Stratocumulus clouds would break up under high carbon dioxide concentrations, even with geoengineering to cool the planet. Mikael Häggström, M.D. / CC BY-SA 4.0

As carbon dioxide levels continue to rise, some have suggested geoengineering our way out of the climate crisis by intentionally cooling the earth’s atmosphere.


Now, a new study has shown that at least one popular global cooling strategy is unlikely to work if greenhouse gas emissions continue to rise.

“I think the paper provides yet another argument for why solar geoengineering can’t be a ‘get out-of-jail-free’ card that lets us off the hook for the need to cut our CO2 emissions; we can’t just burn all the fossil fuels in the ground and solve the problem with solar geoengineering,” Cornell University senior research associate Dr. Doug MacMartin, who was not a part of the study, told The Independent.

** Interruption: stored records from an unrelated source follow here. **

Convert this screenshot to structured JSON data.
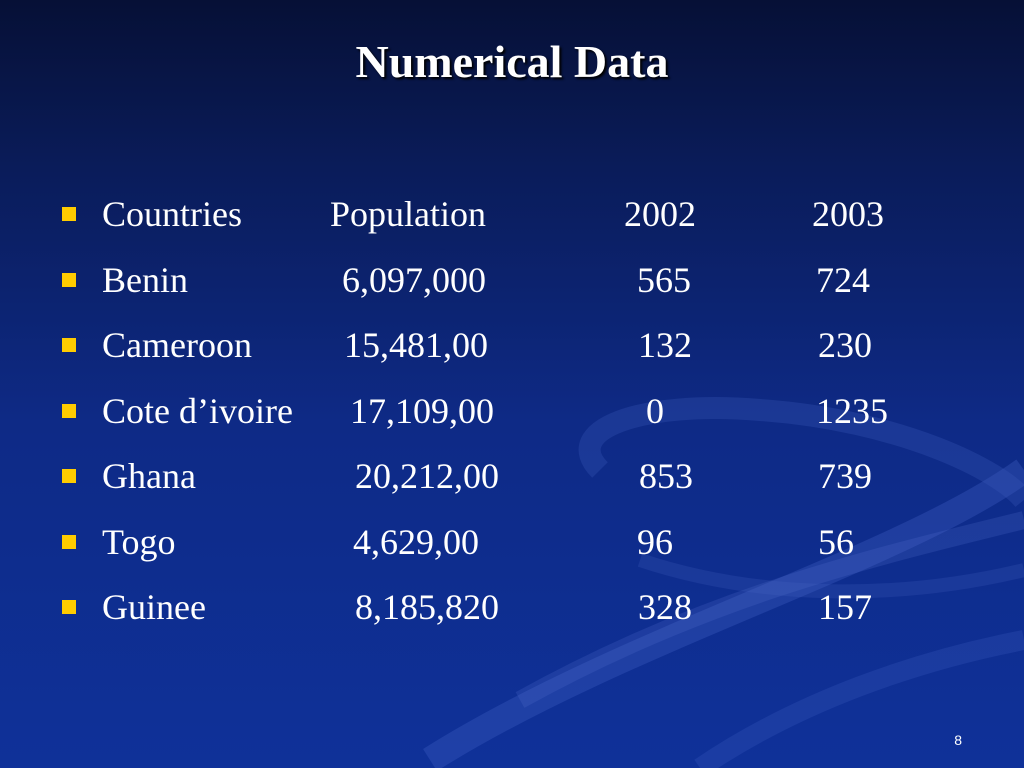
{
  "slide": {
    "title": "Numerical Data",
    "page_number": "8",
    "bullet_color": "#ffcc00"
  },
  "table": {
    "headers": {
      "country": "Countries",
      "population": "Population",
      "year1": "2002",
      "year2": "2003"
    },
    "rows": [
      {
        "country": "Benin",
        "population": "6,097,000",
        "year1": "565",
        "year2": "724"
      },
      {
        "country": "Cameroon",
        "population": "15,481,00",
        "year1": "132",
        "year2": "230"
      },
      {
        "country": "Cote d’ivoire",
        "population": "17,109,00",
        "year1": "0",
        "year2": "1235"
      },
      {
        "country": "Ghana",
        "population": "20,212,00",
        "year1": "853",
        "year2": "739"
      },
      {
        "country": "Togo",
        "population": "4,629,00",
        "year1": "96",
        "year2": "56"
      },
      {
        "country": "Guinee",
        "population": "8,185,820",
        "year1": "328",
        "year2": "157"
      }
    ]
  }
}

The research, published in the Proceedings of the National Academy of Sciences Monday, looked at one of the most popular solar geoengineering ideas: releasing reflective particles into the atmosphere to reflect the sun’s light and thereby cool temperatures. The use of these particles, called aerosols, would be a way to artificially replicate the cooling that happens after volcanic eruptions.

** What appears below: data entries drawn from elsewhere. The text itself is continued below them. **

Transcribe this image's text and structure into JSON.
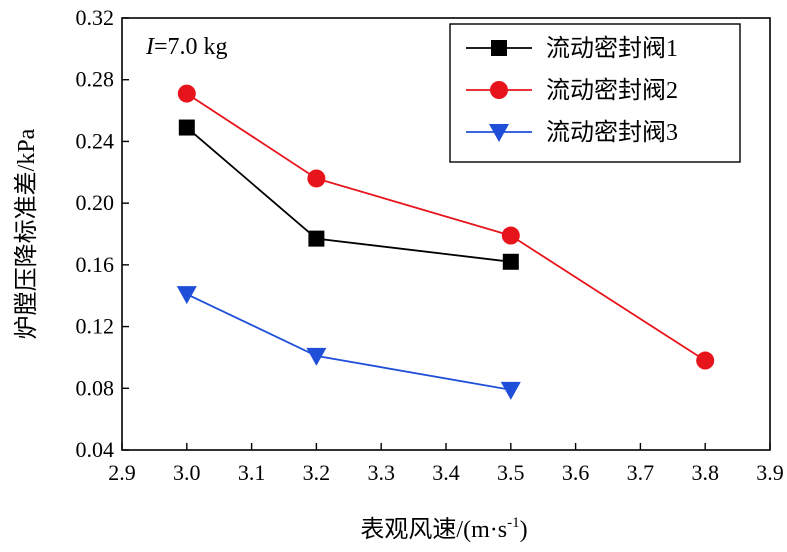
{
  "chart_data": {
    "type": "line",
    "title": "",
    "annotation": {
      "var": "I",
      "rest": "=7.0 kg"
    },
    "xlabel": {
      "main": "表观风速/(m·s",
      "sup": "-1",
      "close": ")"
    },
    "ylabel": "炉膛压降标准差/kPa",
    "xlim": [
      2.9,
      3.9
    ],
    "ylim": [
      0.04,
      0.32
    ],
    "xticks": [
      2.9,
      3.0,
      3.1,
      3.2,
      3.3,
      3.4,
      3.5,
      3.6,
      3.7,
      3.8,
      3.9
    ],
    "xtick_labels": [
      "2.9",
      "3.0",
      "3.1",
      "3.2",
      "3.3",
      "3.4",
      "3.5",
      "3.6",
      "3.7",
      "3.8",
      "3.9"
    ],
    "yticks": [
      0.04,
      0.08,
      0.12,
      0.16,
      0.2,
      0.24,
      0.28,
      0.32
    ],
    "ytick_labels": [
      "0.04",
      "0.08",
      "0.12",
      "0.16",
      "0.20",
      "0.24",
      "0.28",
      "0.32"
    ],
    "grid": false,
    "legend_position": "top-right",
    "series": [
      {
        "name": "流动密封阀1",
        "color": "#000000",
        "marker": "square",
        "x": [
          3.0,
          3.2,
          3.5
        ],
        "y": [
          0.249,
          0.177,
          0.162
        ]
      },
      {
        "name": "流动密封阀2",
        "color": "#e8141b",
        "marker": "circle",
        "x": [
          3.0,
          3.2,
          3.5,
          3.8
        ],
        "y": [
          0.271,
          0.216,
          0.179,
          0.098
        ]
      },
      {
        "name": "流动密封阀3",
        "color": "#1f4fd8",
        "marker": "triangle-down",
        "x": [
          3.0,
          3.2,
          3.5
        ],
        "y": [
          0.141,
          0.101,
          0.079
        ]
      }
    ]
  }
}
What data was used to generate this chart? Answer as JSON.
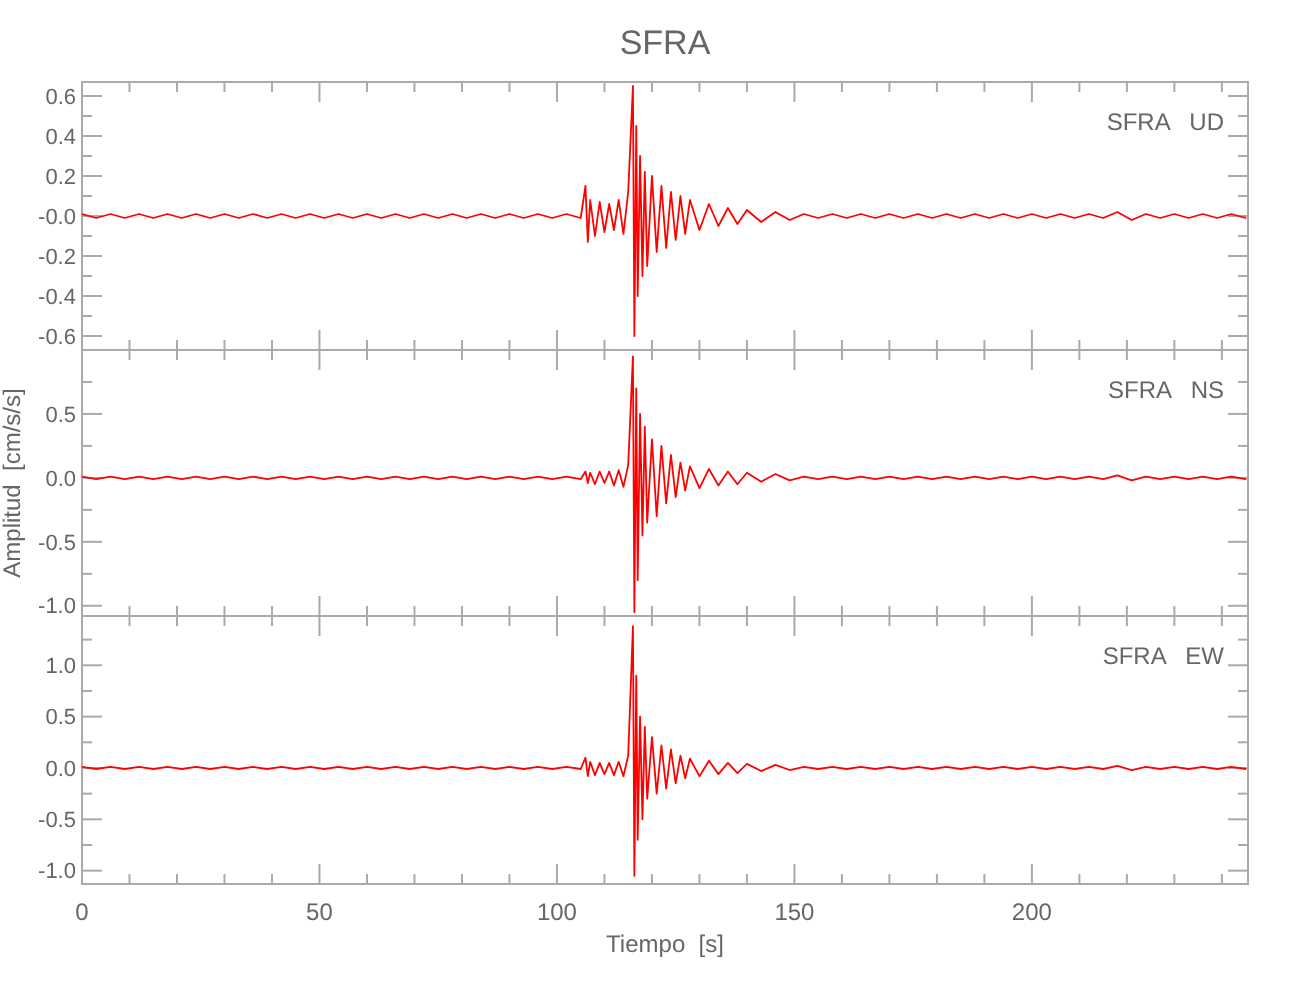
{
  "chart_data": [
    {
      "type": "line",
      "title": "SFRA",
      "annotations": [
        "SFRA   UD"
      ],
      "tick_labels": "y",
      "x": [
        0,
        3,
        6,
        9,
        12,
        15,
        18,
        21,
        24,
        27,
        30,
        33,
        36,
        39,
        42,
        45,
        48,
        51,
        54,
        57,
        60,
        63,
        66,
        69,
        72,
        75,
        78,
        81,
        84,
        87,
        90,
        93,
        96,
        99,
        102,
        105,
        106,
        106.5,
        107,
        108,
        109,
        110,
        111,
        112,
        113,
        114,
        115,
        116,
        116.3,
        116.7,
        117,
        117.5,
        118,
        118.5,
        119,
        120,
        121,
        122,
        123,
        124,
        125,
        126,
        127,
        128,
        130,
        132,
        134,
        136,
        138,
        140,
        143,
        146,
        149,
        152,
        155,
        158,
        161,
        164,
        167,
        170,
        173,
        176,
        179,
        182,
        185,
        188,
        191,
        194,
        197,
        200,
        203,
        206,
        209,
        212,
        215,
        218,
        221,
        224,
        227,
        230,
        233,
        236,
        239,
        242,
        245
      ],
      "series": [
        {
          "color": "#ff0000",
          "values": [
            0.01,
            -0.01,
            0.01,
            -0.01,
            0.01,
            -0.01,
            0.01,
            -0.01,
            0.01,
            -0.01,
            0.01,
            -0.01,
            0.01,
            -0.01,
            0.01,
            -0.01,
            0.01,
            -0.01,
            0.01,
            -0.01,
            0.01,
            -0.01,
            0.01,
            -0.01,
            0.01,
            -0.01,
            0.01,
            -0.01,
            0.01,
            -0.01,
            0.01,
            -0.01,
            0.01,
            -0.01,
            0.01,
            -0.01,
            0.15,
            -0.13,
            0.08,
            -0.1,
            0.07,
            -0.08,
            0.06,
            -0.07,
            0.08,
            -0.09,
            0.12,
            0.65,
            -0.6,
            0.45,
            -0.4,
            0.3,
            -0.3,
            0.22,
            -0.25,
            0.2,
            -0.18,
            0.15,
            -0.16,
            0.12,
            -0.12,
            0.1,
            -0.09,
            0.08,
            -0.07,
            0.06,
            -0.05,
            0.04,
            -0.04,
            0.03,
            -0.03,
            0.02,
            -0.02,
            0.01,
            -0.01,
            0.01,
            -0.01,
            0.01,
            -0.01,
            0.01,
            -0.01,
            0.01,
            -0.01,
            0.01,
            -0.01,
            0.01,
            -0.01,
            0.01,
            -0.01,
            0.01,
            -0.01,
            0.01,
            -0.01,
            0.01,
            -0.01,
            0.02,
            -0.02,
            0.01,
            -0.01,
            0.01,
            -0.01,
            0.01,
            -0.01,
            0.01,
            -0.01
          ]
        }
      ],
      "xlim": [
        0,
        245.5
      ],
      "xticks": [
        0,
        {
          "value": 10,
          "label": null
        },
        {
          "value": 20,
          "label": null
        },
        {
          "value": 30,
          "label": null
        },
        {
          "value": 40,
          "label": null
        },
        50,
        {
          "value": 60,
          "label": null
        },
        {
          "value": 70,
          "label": null
        },
        {
          "value": 80,
          "label": null
        },
        {
          "value": 90,
          "label": null
        },
        100,
        {
          "value": 110,
          "label": null
        },
        {
          "value": 120,
          "label": null
        },
        {
          "value": 130,
          "label": null
        },
        {
          "value": 140,
          "label": null
        },
        150,
        {
          "value": 160,
          "label": null
        },
        {
          "value": 170,
          "label": null
        },
        {
          "value": 180,
          "label": null
        },
        {
          "value": 190,
          "label": null
        },
        200,
        {
          "value": 210,
          "label": null
        },
        {
          "value": 220,
          "label": null
        },
        {
          "value": 230,
          "label": null
        },
        {
          "value": 240,
          "label": null
        }
      ],
      "ylim": [
        -0.67,
        0.67
      ],
      "yticks": [
        -0.6,
        {
          "value": -0.5,
          "label": null
        },
        -0.4,
        {
          "value": -0.3,
          "label": null
        },
        -0.2,
        {
          "value": -0.1,
          "label": null
        },
        {
          "value": 0,
          "label": "-0.0"
        },
        {
          "value": 0.1,
          "label": null
        },
        0.2,
        {
          "value": 0.3,
          "label": null
        },
        0.4,
        {
          "value": 0.5,
          "label": null
        },
        0.6
      ]
    },
    {
      "type": "line",
      "ylabel": "Amplitud  [cm/s/s]",
      "annotations": [
        "SFRA   NS"
      ],
      "tick_labels": "y",
      "x": [
        0,
        3,
        6,
        9,
        12,
        15,
        18,
        21,
        24,
        27,
        30,
        33,
        36,
        39,
        42,
        45,
        48,
        51,
        54,
        57,
        60,
        63,
        66,
        69,
        72,
        75,
        78,
        81,
        84,
        87,
        90,
        93,
        96,
        99,
        102,
        105,
        106,
        106.5,
        107,
        108,
        109,
        110,
        111,
        112,
        113,
        114,
        115,
        116,
        116.3,
        116.7,
        117,
        117.5,
        118,
        118.5,
        119,
        120,
        121,
        122,
        123,
        124,
        125,
        126,
        127,
        128,
        130,
        132,
        134,
        136,
        138,
        140,
        143,
        146,
        149,
        152,
        155,
        158,
        161,
        164,
        167,
        170,
        173,
        176,
        179,
        182,
        185,
        188,
        191,
        194,
        197,
        200,
        203,
        206,
        209,
        212,
        215,
        218,
        221,
        224,
        227,
        230,
        233,
        236,
        239,
        242,
        245
      ],
      "series": [
        {
          "color": "#ff0000",
          "values": [
            0.01,
            -0.01,
            0.01,
            -0.01,
            0.01,
            -0.01,
            0.01,
            -0.01,
            0.01,
            -0.01,
            0.01,
            -0.01,
            0.01,
            -0.01,
            0.01,
            -0.01,
            0.01,
            -0.01,
            0.01,
            -0.01,
            0.01,
            -0.01,
            0.01,
            -0.01,
            0.01,
            -0.01,
            0.01,
            -0.01,
            0.01,
            -0.01,
            0.01,
            -0.01,
            0.01,
            -0.01,
            0.01,
            -0.01,
            0.05,
            -0.04,
            0.04,
            -0.05,
            0.05,
            -0.04,
            0.05,
            -0.06,
            0.06,
            -0.07,
            0.1,
            0.95,
            -1.05,
            0.7,
            -0.8,
            0.5,
            -0.45,
            0.4,
            -0.35,
            0.3,
            -0.3,
            0.25,
            -0.2,
            0.18,
            -0.15,
            0.12,
            -0.1,
            0.09,
            -0.08,
            0.07,
            -0.06,
            0.05,
            -0.05,
            0.04,
            -0.03,
            0.03,
            -0.02,
            0.01,
            -0.01,
            0.01,
            -0.01,
            0.01,
            -0.01,
            0.01,
            -0.01,
            0.01,
            -0.01,
            0.01,
            -0.01,
            0.01,
            -0.01,
            0.01,
            -0.01,
            0.01,
            -0.01,
            0.01,
            -0.01,
            0.01,
            -0.01,
            0.02,
            -0.02,
            0.01,
            -0.01,
            0.01,
            -0.01,
            0.01,
            -0.01,
            0.01,
            -0.01
          ]
        }
      ],
      "xlim": [
        0,
        245.5
      ],
      "xticks": [
        0,
        {
          "value": 10,
          "label": null
        },
        {
          "value": 20,
          "label": null
        },
        {
          "value": 30,
          "label": null
        },
        {
          "value": 40,
          "label": null
        },
        50,
        {
          "value": 60,
          "label": null
        },
        {
          "value": 70,
          "label": null
        },
        {
          "value": 80,
          "label": null
        },
        {
          "value": 90,
          "label": null
        },
        100,
        {
          "value": 110,
          "label": null
        },
        {
          "value": 120,
          "label": null
        },
        {
          "value": 130,
          "label": null
        },
        {
          "value": 140,
          "label": null
        },
        150,
        {
          "value": 160,
          "label": null
        },
        {
          "value": 170,
          "label": null
        },
        {
          "value": 180,
          "label": null
        },
        {
          "value": 190,
          "label": null
        },
        200,
        {
          "value": 210,
          "label": null
        },
        {
          "value": 220,
          "label": null
        },
        {
          "value": 230,
          "label": null
        },
        {
          "value": 240,
          "label": null
        }
      ],
      "ylim": [
        -1.08,
        1.0
      ],
      "yticks": [
        {
          "value": -1,
          "label": "-1.0"
        },
        {
          "value": -0.75,
          "label": null
        },
        -0.5,
        {
          "value": -0.25,
          "label": null
        },
        {
          "value": 0,
          "label": "0.0"
        },
        {
          "value": 0.25,
          "label": null
        },
        0.5,
        {
          "value": 0.75,
          "label": null
        }
      ]
    },
    {
      "type": "line",
      "xlabel": "Tiempo  [s]",
      "annotations": [
        "SFRA   EW"
      ],
      "x": [
        0,
        3,
        6,
        9,
        12,
        15,
        18,
        21,
        24,
        27,
        30,
        33,
        36,
        39,
        42,
        45,
        48,
        51,
        54,
        57,
        60,
        63,
        66,
        69,
        72,
        75,
        78,
        81,
        84,
        87,
        90,
        93,
        96,
        99,
        102,
        105,
        106,
        106.5,
        107,
        108,
        109,
        110,
        111,
        112,
        113,
        114,
        115,
        116,
        116.3,
        116.7,
        117,
        117.5,
        118,
        118.5,
        119,
        120,
        121,
        122,
        123,
        124,
        125,
        126,
        127,
        128,
        130,
        132,
        134,
        136,
        138,
        140,
        143,
        146,
        149,
        152,
        155,
        158,
        161,
        164,
        167,
        170,
        173,
        176,
        179,
        182,
        185,
        188,
        191,
        194,
        197,
        200,
        203,
        206,
        209,
        212,
        215,
        218,
        221,
        224,
        227,
        230,
        233,
        236,
        239,
        242,
        245
      ],
      "series": [
        {
          "color": "#ff0000",
          "values": [
            0.01,
            -0.01,
            0.01,
            -0.01,
            0.01,
            -0.01,
            0.01,
            -0.01,
            0.01,
            -0.01,
            0.01,
            -0.01,
            0.01,
            -0.01,
            0.01,
            -0.01,
            0.01,
            -0.01,
            0.01,
            -0.01,
            0.01,
            -0.01,
            0.01,
            -0.01,
            0.01,
            -0.01,
            0.01,
            -0.01,
            0.01,
            -0.01,
            0.01,
            -0.01,
            0.01,
            -0.01,
            0.01,
            -0.01,
            0.1,
            -0.08,
            0.06,
            -0.07,
            0.05,
            -0.06,
            0.05,
            -0.07,
            0.06,
            -0.08,
            0.12,
            1.38,
            -1.05,
            0.9,
            -0.7,
            0.5,
            -0.5,
            0.4,
            -0.3,
            0.3,
            -0.25,
            0.22,
            -0.2,
            0.18,
            -0.15,
            0.12,
            -0.1,
            0.09,
            -0.08,
            0.07,
            -0.06,
            0.05,
            -0.05,
            0.04,
            -0.03,
            0.03,
            -0.02,
            0.01,
            -0.01,
            0.01,
            -0.01,
            0.01,
            -0.01,
            0.01,
            -0.01,
            0.01,
            -0.01,
            0.01,
            -0.01,
            0.01,
            -0.01,
            0.01,
            -0.01,
            0.01,
            -0.01,
            0.01,
            -0.01,
            0.01,
            -0.01,
            0.02,
            -0.02,
            0.01,
            -0.01,
            0.01,
            -0.01,
            0.01,
            -0.01,
            0.01,
            -0.01
          ]
        }
      ],
      "xlim": [
        0,
        245.5
      ],
      "xticks": [
        0,
        {
          "value": 10,
          "label": null
        },
        {
          "value": 20,
          "label": null
        },
        {
          "value": 30,
          "label": null
        },
        {
          "value": 40,
          "label": null
        },
        50,
        {
          "value": 60,
          "label": null
        },
        {
          "value": 70,
          "label": null
        },
        {
          "value": 80,
          "label": null
        },
        {
          "value": 90,
          "label": null
        },
        100,
        {
          "value": 110,
          "label": null
        },
        {
          "value": 120,
          "label": null
        },
        {
          "value": 130,
          "label": null
        },
        {
          "value": 140,
          "label": null
        },
        150,
        {
          "value": 160,
          "label": null
        },
        {
          "value": 170,
          "label": null
        },
        {
          "value": 180,
          "label": null
        },
        {
          "value": 190,
          "label": null
        },
        200,
        {
          "value": 210,
          "label": null
        },
        {
          "value": 220,
          "label": null
        },
        {
          "value": 230,
          "label": null
        },
        {
          "value": 240,
          "label": null
        }
      ],
      "ylim": [
        -1.13,
        1.48
      ],
      "yticks": [
        {
          "value": -1,
          "label": "-1.0"
        },
        {
          "value": -0.75,
          "label": null
        },
        -0.5,
        {
          "value": -0.25,
          "label": null
        },
        {
          "value": 0,
          "label": "0.0"
        },
        {
          "value": 0.25,
          "label": null
        },
        0.5,
        {
          "value": 0.75,
          "label": null
        },
        {
          "value": 1,
          "label": "1.0"
        },
        {
          "value": 1.25,
          "label": null
        }
      ]
    }
  ]
}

But the solar geoengineering might not compensate for another consequence of greenhouse gas emissions — the thinning and eventual disappearance of certain clouds.

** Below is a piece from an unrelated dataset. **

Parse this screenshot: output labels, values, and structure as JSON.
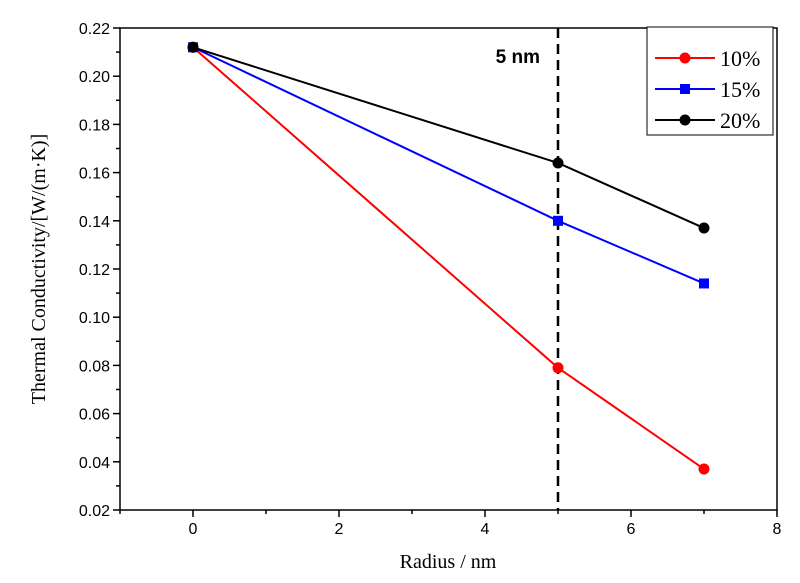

Previous research from the same team has shown that, under carbon dioxide concentrations of 1,200 parts per million (ppm), the stratocumulus clouds that cover oceans in the subtropics would break up. Since these clouds help keep the earth cool by reflecting sunlight, this would heat the world by a further eight degrees Celsius, Earther reported at the time.

“Even if the surface warming from increased greenhouse gas concentrations is compensated by solar geoengineering, the infrared effect of the greenhouse gases on the clouds is still there; it is not compensated by solar geoengineering,” study leader and Caltech scientist Tapio Schneider told Earther of his latest study. “So the question suggested itself whether the clouds can still become unstable and break up at high greenhouse gas concentrations even when solar geoengineering compensates much of the initial surface warming.”

The answer? Not once carbon dioxide concentrations reach 1,800 ppm. At that point, the clouds would break up and temperatures would shoot up by seven degrees Celsius.

“Solar geoengineering may not be fail-safe to prevent strong warming if it is prolonged for more than a century and greenhouse gas emissions continue to increase during that time,” Schneider told The Independent.

However, the paper authors and outside scientists observed that the carbon dioxide concentrations modeled in the paper were extreme. Kate Marvel of Columbia University told Earther they were “BANANAS.”

It took 170 years for greenhouse gas emissions to increase carbon dioxide concentrations from 280 ppm to 410 today. Instead, Marvel said the value of the research was in learning more about the climate system.

“Models let us do ‘experiments’ that would never, ever happen in the real world in order to try and learn things about complex systems,” Marvel told Earther. “This is an example of that. It should in no way be taken as a realistic representation of what would actually happen under any real-world geoengineering scenario, and the authors are very explicit about that.”

There are other arguments against geoengineering beyond the fact that it might not work in an extreme emissions scenario. It could also harm agricultural yields, change rainfall patterns or set off an irreversible feedback loop, Earther noted.